The goal of developmental (or impact) investing is to make a measurable positive social, economic, or environmental impact - while also generating financial returns.

“Futuregrowth has proved - as have others - that this is possible,” says Canter. “We have a 24-year track record of doing this. Our Infrastructure & Development Bond Fund outperformed its benchmark (All Bond Index) over the long term.”

Chaired by Elias Masilela, the Impact Investing National Task Force (including asset managers and pension funds) was launched last year to accelerate capital deployment to optimise financial, social and environmental returns. Masilela said impact investing could help tackle the imbalances that characterise and threaten to destabilise our country.

“There is no shortage of money or will to invest in the development of the country,” says Canter. “The presumption that we won’t do it unless compelled to is a falsehood.”

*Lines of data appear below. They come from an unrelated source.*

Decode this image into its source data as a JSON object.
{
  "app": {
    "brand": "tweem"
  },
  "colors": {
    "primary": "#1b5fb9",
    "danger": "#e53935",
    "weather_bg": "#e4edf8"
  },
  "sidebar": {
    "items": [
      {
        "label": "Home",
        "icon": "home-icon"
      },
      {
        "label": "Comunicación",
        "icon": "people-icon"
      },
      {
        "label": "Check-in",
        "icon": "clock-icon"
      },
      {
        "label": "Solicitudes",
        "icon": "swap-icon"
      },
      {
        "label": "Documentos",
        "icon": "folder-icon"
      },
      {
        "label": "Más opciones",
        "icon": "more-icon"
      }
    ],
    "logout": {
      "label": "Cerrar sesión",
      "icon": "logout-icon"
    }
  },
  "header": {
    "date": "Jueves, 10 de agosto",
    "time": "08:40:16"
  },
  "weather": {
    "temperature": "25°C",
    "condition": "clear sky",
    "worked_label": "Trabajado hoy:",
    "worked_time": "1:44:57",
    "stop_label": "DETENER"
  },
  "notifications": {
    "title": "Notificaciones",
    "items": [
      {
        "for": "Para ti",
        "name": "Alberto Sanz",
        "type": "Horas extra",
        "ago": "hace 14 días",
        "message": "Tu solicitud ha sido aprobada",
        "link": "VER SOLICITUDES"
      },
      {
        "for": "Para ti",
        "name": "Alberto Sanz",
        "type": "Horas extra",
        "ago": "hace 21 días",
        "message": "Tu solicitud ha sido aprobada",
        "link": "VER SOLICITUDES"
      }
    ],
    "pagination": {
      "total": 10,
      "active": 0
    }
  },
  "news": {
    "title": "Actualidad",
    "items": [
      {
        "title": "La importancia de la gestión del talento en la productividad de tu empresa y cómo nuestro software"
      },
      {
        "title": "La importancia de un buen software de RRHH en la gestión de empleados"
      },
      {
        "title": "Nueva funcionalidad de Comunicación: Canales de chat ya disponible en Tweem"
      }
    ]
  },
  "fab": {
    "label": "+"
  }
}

WHERE MANAGERS ARE INVESTING FOR IMPACT 

According to the 2017 Investing for Impact Barometer, 63% of funds used an impact investment strategy.

So where are the fund managers seeing investment opportunities?

Government’s Renewable Energy Independent Power Producer Procurement programme. “Over R200billion was mobilised in eight years to build dozens of alternative energy plants sustainably, commercially, within proper legal frameworks, that produce clean energy,” says Canter. According to the Department of Energy, renewable energy power producers have created 38701 “job years” for youth and women from surrounding communities.

Pension funds under Alexander Forbes’s management have significant allocations to government and parastatal bonds related to infrastructure and development. AF Investments launched a developmental impact multi-asset fund, Sakhisizwe, in 2005, and a Private Markets capability in 2017, with major allocations to underlying developmental assets.

Futuregrowth has R44bn invested in infrastructure and developmental assets on behalf of pension fund clients, which include most of the top 50 pension funds, says Kalam. “Our flagship Infrastructure & Development Bond Fund, which aims to make investments that facilitate infrastructural, social, environmental and economic development in South Africa, has been running since January 1995.

“This fund houses the SA Taxi transaction, which has provided more than R21bn in loans to the taxi industry over the past 10 years. It has also contributed to the creation of about 130000 direct and 220000 indirect jobs during this period for drivers, rank managers and service providers.”

At Sanlam Investments Alternatives, “the most high profile impact investment has been through Climate Fund Managers (CFM), the joint venture between Sanlam InfraWorks and the Dutch Development Bank, FMO”, says Todd Micklethwaite, head of distribution.

“The debut vehicle managed by CFM is the innovative, acclaimed blended finance facility, Climate Investor One, a global climate fund mandated to invest in clean energy projects in emerging markets.

“Also, our South African private debt fund focuses on financing entrepreneurs and commercially viable businesses that are well positioned to address some of South Africa’s most pressing challenges, through job creation, supporting economic development and improving conditions for vulnerable sections of society.

“An upcoming addition to our impact pillar is the Affordable Housing Fund, to develop clean, safe and habitable communities for those disadvantaged by the legacy of apartheid.”